Monday, 15 December 2008

Christmas lights banned

The Mail on Sunday and Daily Mail have carried different stories about the assault on Christmas by political correctness. Caroline Graham in The Mail on Sunday depicted a Los Angeles where Christmas was not mentioned, with media and shops mentioning only the "holidays"; however, there was official celebration for other religious events.

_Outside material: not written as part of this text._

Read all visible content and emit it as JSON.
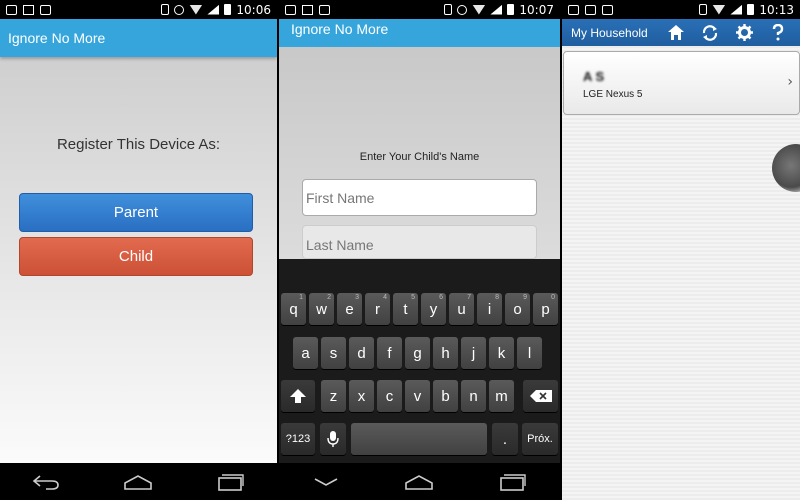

http://www.mailonsunday.co.uk/news/article-1094537/We-8217-ve-flogged-America-8217-s-Hallowe-8217-en-comes-desperate-plea-Don-8217-t-let-steal-Christmas.html

That Los Angeles is not typical of America is some cause for hope; surely in the rest of America, this would not happen?. But the degree to which this wiping away of Christianity has official sanction can be seen by the attitudes of one Broadcaster. "After the local NBC News last night a message flashed up wishing viewers: Happy Holidays, Happy Hanukkah and a Blessed Kwanzaa." This isn't an accident of circumstances, based on (say) a lack of demand for traditional Christmas cards in the shops; it is a deliberate policy.

In Newcastle, a woman was told by a Housing Association officer to take down her lights in case it offends her neighbours. See http://www.dailymail.co.uk/news/article-1094868/Mother-told-Christmas-lights--case-offend-non-Christian-neighbours.html. This had no official sanction and the Mail notes that the ban was condemned by a muslim councellor.

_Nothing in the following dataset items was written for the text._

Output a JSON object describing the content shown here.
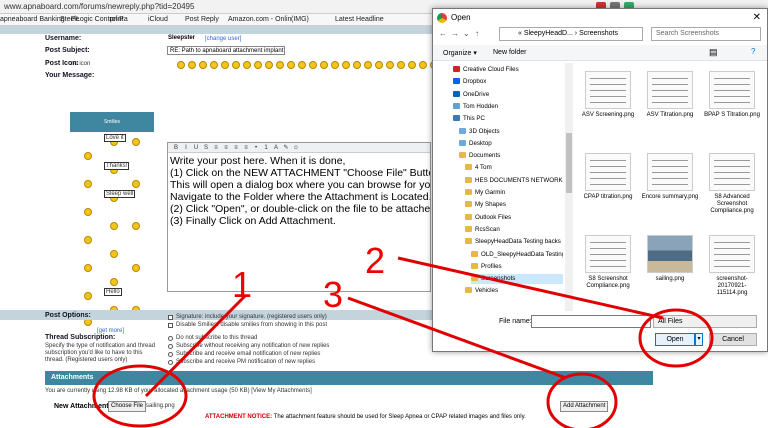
{
  "browser": {
    "url": "www.apnaboard.com/forums/newreply.php?tid=20495",
    "bookmarks": [
      "apneaboard Banking - Pe",
      "SteelLogic Control Pa",
      "print",
      "iCloud",
      "Post Reply",
      "Amazon.com - Onlin",
      "(IMG)",
      "Latest Headline"
    ]
  },
  "form": {
    "username_label": "Username:",
    "username_value": "Sleepster",
    "username_change": "[change user]",
    "subject_label": "Post Subject:",
    "subject_value": "RE: Path to apnaboard attachment implant begins",
    "icon_label": "Post Icon:",
    "icon_none": "no icon",
    "message_label": "Your Message:",
    "smiley_header": "Smilies",
    "smiley_captions": [
      "Love it",
      "Thanks!",
      "Sleep well",
      "Hello"
    ],
    "get_more": "[get more]",
    "editor_lines": [
      "Write your post here. When it is done,",
      "(1) Click on the NEW ATTACHMENT \"Choose File\" Button.",
      "This will open a dialog box where you can browse for your attachment.",
      "Navigate to the Folder where the Attachment is Located.",
      "(2) Click \"Open\", or double-click on the file to be attached.",
      "(3) Finally Click on Add Attachment."
    ],
    "options_label": "Post Options:",
    "option_signature": "Signature: include your signature. (registered users only)",
    "option_disable_smilies": "Disable Smilies: disable smilies from showing in this post",
    "thread_sub_label": "Thread Subscription:",
    "thread_sub_desc": "Specify the type of notification and thread subscription you'd like to have to this thread. (Registered users only)",
    "thread_options": [
      "Do not subscribe to this thread",
      "Subscribe without receiving any notification of new replies",
      "Subscribe and receive email notification of new replies",
      "Subscribe and receive PM notification of new replies"
    ]
  },
  "attachments": {
    "header": "Attachments",
    "usage": "You are currently using 12.98 KB of your allocated attachment usage (50 KB) [View My Attachments]",
    "new_label": "New Attachment:",
    "choose_file": "Choose File",
    "chosen_file": "sailing.png",
    "add_button": "Add Attachment",
    "notice_title": "ATTACHMENT NOTICE:",
    "notice_text": "The attachment feature should be used for Sleep Apnea or CPAP related images and files only."
  },
  "dialog": {
    "title": "Open",
    "close": "✕",
    "path": "« SleepyHeadD... › Screenshots",
    "search_placeholder": "Search Screenshots",
    "organize": "Organize ▾",
    "new_folder": "New folder",
    "tree": [
      {
        "label": "Creative Cloud Files",
        "color": "#da1f26"
      },
      {
        "label": "Dropbox",
        "color": "#0061fe"
      },
      {
        "label": "OneDrive",
        "color": "#0364b8"
      },
      {
        "label": "Tom Hodden",
        "color": "#5ea1d6"
      },
      {
        "label": "This PC",
        "color": "#3b78b6"
      },
      {
        "label": "3D Objects",
        "color": "#6fa9dd"
      },
      {
        "label": "Desktop",
        "color": "#6fa9dd"
      },
      {
        "label": "Documents",
        "color": "#e6b84c"
      },
      {
        "label": "4 Tom",
        "color": "#e6b84c"
      },
      {
        "label": "HES DOCUMENTS NETWORK",
        "color": "#e6b84c"
      },
      {
        "label": "My Garmin",
        "color": "#e6b84c"
      },
      {
        "label": "My Shapes",
        "color": "#e6b84c"
      },
      {
        "label": "Outlook Files",
        "color": "#e6b84c"
      },
      {
        "label": "RcsScan",
        "color": "#e6b84c"
      },
      {
        "label": "SleepyHeadData Testing backs",
        "color": "#e6b84c"
      },
      {
        "label": "OLD_SleepyHeadData Testing",
        "color": "#e6b84c"
      },
      {
        "label": "Profiles",
        "color": "#e6b84c"
      },
      {
        "label": "Screenshots",
        "color": "#e6b84c"
      },
      {
        "label": "Vehicles",
        "color": "#e6b84c"
      }
    ],
    "files": [
      {
        "name": "ASV Screening.png",
        "photo": false
      },
      {
        "name": "ASV Titration.png",
        "photo": false
      },
      {
        "name": "BPAP S Titration.png",
        "photo": false
      },
      {
        "name": "CPAP titration.png",
        "photo": false
      },
      {
        "name": "Encore summary.png",
        "photo": false
      },
      {
        "name": "S8 Advanced Screenshot Compliance.png",
        "photo": false
      },
      {
        "name": "S8 Screenshot Compliance.png",
        "photo": false
      },
      {
        "name": "sailing.png",
        "photo": true
      },
      {
        "name": "screenshot-20170921-115114.png",
        "photo": false
      }
    ],
    "filename_label": "File name:",
    "filename_value": "",
    "filetype": "All Files",
    "open_button": "Open",
    "cancel_button": "Cancel"
  },
  "annotations": [
    "1",
    "2",
    "3"
  ],
  "colors": {
    "annotation": "#e00000",
    "accent": "#3f87a0",
    "dialog_accent": "#0078d7"
  }
}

Although this was the action of one busybody housing worker acting independently, and Los Angeles, we hope, is not typical, the idea that Christmas is to be ignored or discouraged follows the logic of the assumptions behind political correctness, which is that the traditional British or American culture is potentially offensive, racist and dangerous; on the other hand, it is incumbent on enlightened people to celebrate and promote every other culture except their own.

Sunday, 14 December 2008

Blair: Christian or progessive liberal?

An interview on the BBC today with Tony Blair, discussing his conversion to Catholicism. One of the commentators afterwards seemed to intimate that Christian fervour had led to the Iraq War, although another said that it was moral fervour that motivated him. The tired old story, almost certainly untrue, that they "prayed together" before starting the war was wheeled out again, showing how a lie becomes truth if told often enough.

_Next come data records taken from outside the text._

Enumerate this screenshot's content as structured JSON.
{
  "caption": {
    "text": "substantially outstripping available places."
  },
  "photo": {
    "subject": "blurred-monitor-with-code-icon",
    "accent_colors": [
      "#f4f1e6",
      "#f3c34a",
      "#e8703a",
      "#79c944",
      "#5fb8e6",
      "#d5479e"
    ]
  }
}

The irony is that both Bush and Blair were not Christian enough; they were both captivated by the ideology of democratic fundamentalism, an offshoot of progressive liberalism. The ideological justification for Iraq War was to bring Freedom and Western-style democracy to the Middle East. Blair's political careers shows that his voting record was often against christian doctrine, but entirely consistent with progressive liberal beliefs; the Bush presidency and the Republican party have been suborned by the ideology of neo-conservativism, a form of liberal neo-imperialism.

However both would believe that this democratic fundamentalism is a natural consequence of Christian teaching. This is part of the confusion that bedevils Christianity in the modern world today.